Getting rid of these contaminants is fairly easy using regular hot tub cleaning chemicals but your spa sanitiser will most likely get used up quickly so make sure you have some in reserve.
Algae are aquatic plants that form in a hot tub when the water’s pH levels are imbalanced, or when sanitising products like chlorine and bromine are in short supply. Sunlight makes algae flourish, so leaving your hot tub uncovered for a long time can exacerbate the problem.
Prevent algae from forming with regular hot tub water maintenance and make sure to keep your hot tub covered whenever it’s not in use.
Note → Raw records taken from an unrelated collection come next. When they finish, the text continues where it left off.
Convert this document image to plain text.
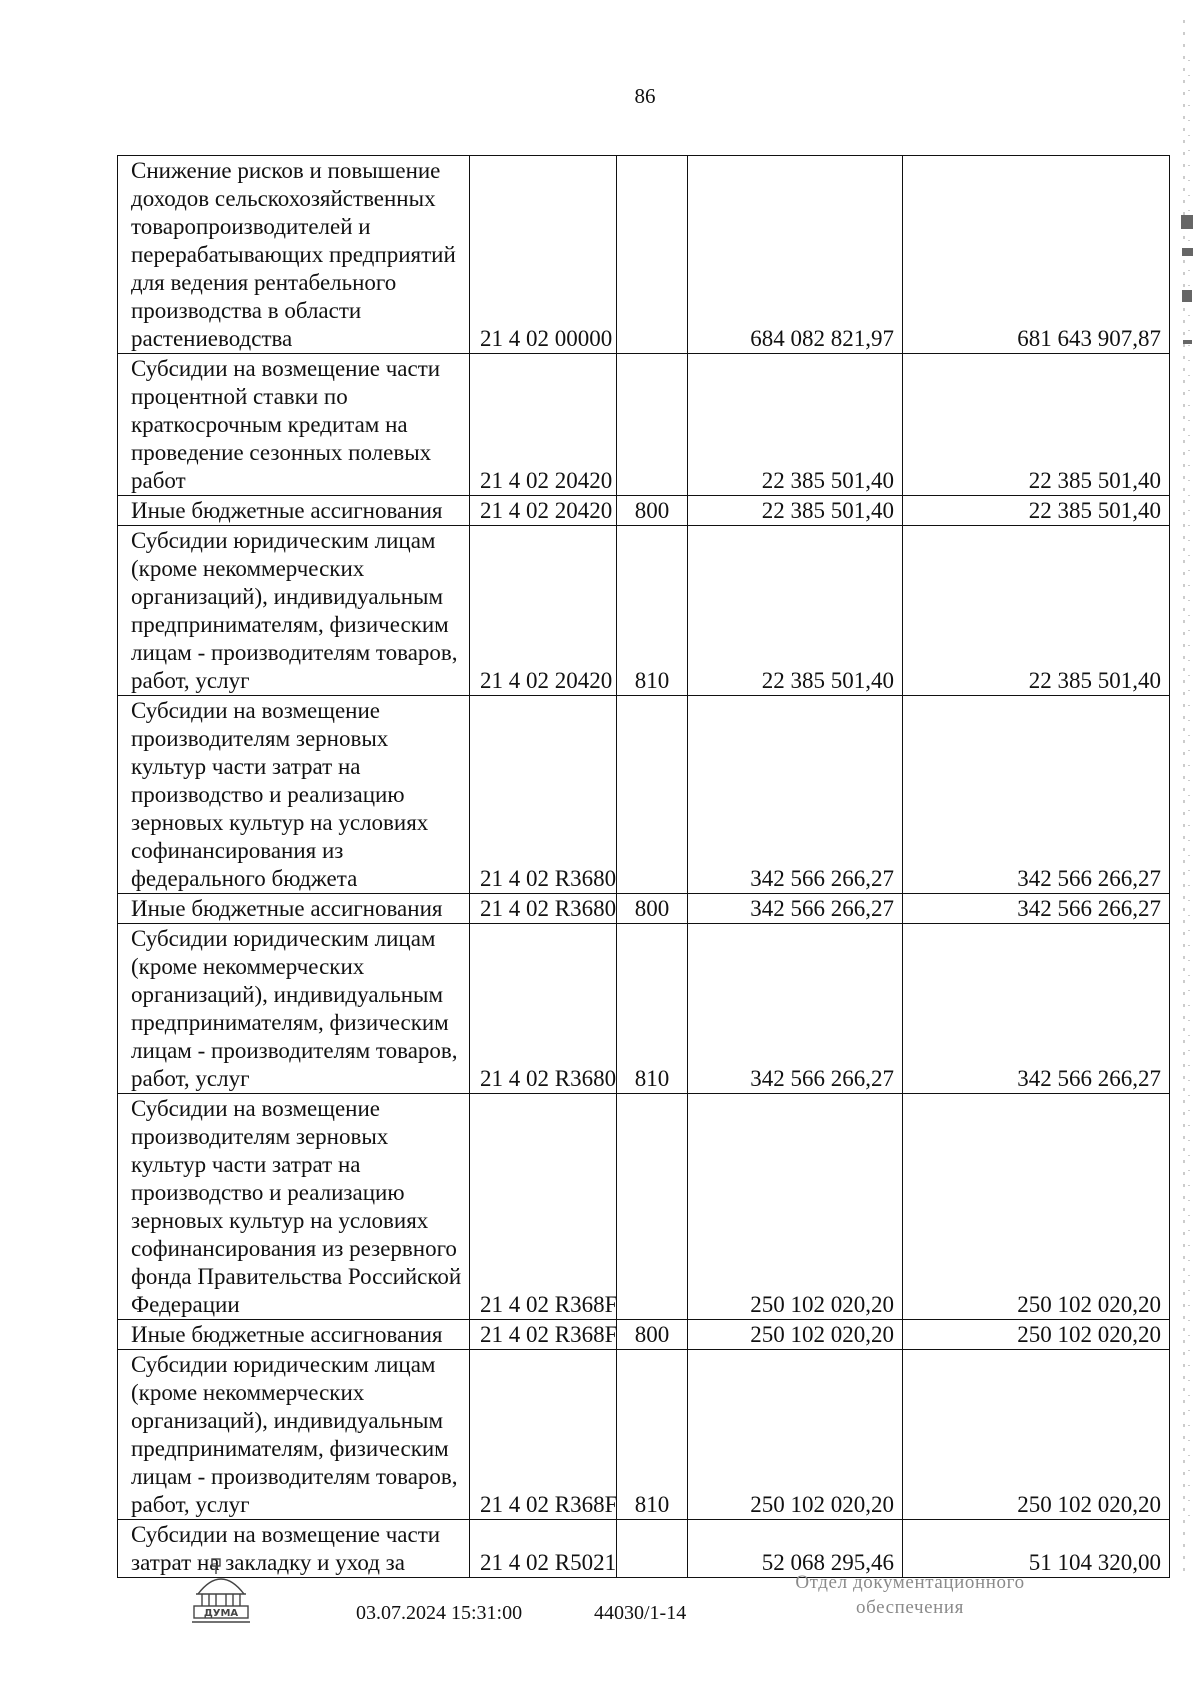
86
Снижение рисков и повышение доходов сельскохозяйственных товаропроизводителей и перерабатывающих предприятий для ведения рентабельного производства в области растениеводства	21 4 02 00000		684 082 821,97	681 643 907,87
Субсидии на возмещение части процентной ставки по краткосрочным кредитам на проведение сезонных полевых работ	21 4 02 20420		22 385 501,40	22 385 501,40
Иные бюджетные ассигнования	21 4 02 20420	800	22 385 501,40	22 385 501,40
Субсидии юридическим лицам (кроме некоммерческих организаций), индивидуальным предпринимателям, физическим лицам - производителям товаров, работ, услуг	21 4 02 20420	810	22 385 501,40	22 385 501,40
Субсидии на возмещение производителям зерновых культур части затрат на производство и реализацию зерновых культур на условиях софинансирования из федерального бюджета	21 4 02 R3680		342 566 266,27	342 566 266,27
Иные бюджетные ассигнования	21 4 02 R3680	800	342 566 266,27	342 566 266,27
Субсидии юридическим лицам (кроме некоммерческих организаций), индивидуальным предпринимателям, физическим лицам - производителям товаров, работ, услуг	21 4 02 R3680	810	342 566 266,27	342 566 266,27
Субсидии на возмещение производителям зерновых культур части затрат на производство и реализацию зерновых культур на условиях софинансирования из резервного фонда Правительства Российской Федерации	21 4 02 R368F		250 102 020,20	250 102 020,20
Иные бюджетные ассигнования	21 4 02 R368F	800	250 102 020,20	250 102 020,20
Субсидии юридическим лицам (кроме некоммерческих организаций), индивидуальным предпринимателям, физическим лицам - производителям товаров, работ, услуг	21 4 02 R368F	810	250 102 020,20	250 102 020,20
Субсидии на возмещение части затрат на закладку и уход за	21 4 02 R5021		52 068 295,46	51 104 320,00
ДУМА	03.07.2024 15:31:00	44030/1-14
Отдел документационного
обеспечения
Keeping your hot tub covered also benefits your bank balance as it’ll keep the spa warm and save you from the electric costs involved in constantly reheating it.
Household water supplies often contain traces of metal, and while this doesn’t cause major problems with everyday tasks like cooking and laundry, it can prove to be a problem when it comes to your hot tub.
For instance, water containing trace metals can drastically change a tub’s water chemistry and stain its surfaces. With this in mind, it’s crucial to always use a hose filter when filling your tub as this will remove any contaminants from your hard water, which are otherwise likely to cause cloudy water.
If cloudy water is identifiable after a sudden increase in hot tub use, it’s worth upping the volume of the sanitiser you use. Of course, in periods where hot tub use naturally increases (e.g. summer), you should prepare to use more still.
If you overlook sanitiser or don’t apply enough to keep up with demand, your spa may become a quickly contaminated, giving the water a cloudy appearance and making it unsuitable for bathing in.
Poor water chemistry
If you neglect your water care routine, it’s highly likely that your hot tub water will become cloudy. However, not all chemistry problems cause water cloudiness, so what else should you look out for?
If your water’s pH is too high (7.6>), it may result in two problems:
- Scale formation
- Ineffective sanitising
If these problems occur, deal with them by using a pH decreaser. Simply dissolve the recommended amount in warm water and then add the solution to the spa water (as close to the inlet valve as possible to ensure it disperses evenly).
If your spa’s water exceeds 150ppm, a scale will form; eventually leading to a pH imbalance. Unfortunately, when this happens, all of the contributors to cloudy water combine to make your spa hazardous to bathe in. The solution? An alkalinity decreaser, designed to stabilise pH levels, as well as destroy all organic contaminants, including algae.
High calcium hardness
Ideally, your spa’s calcium hardness will be between 175 to 250 ppm. If your levels are too high, however, scale build-up will occur, as well as drastic alterations in your water’s chemistry and appearance (i.e. cloudy).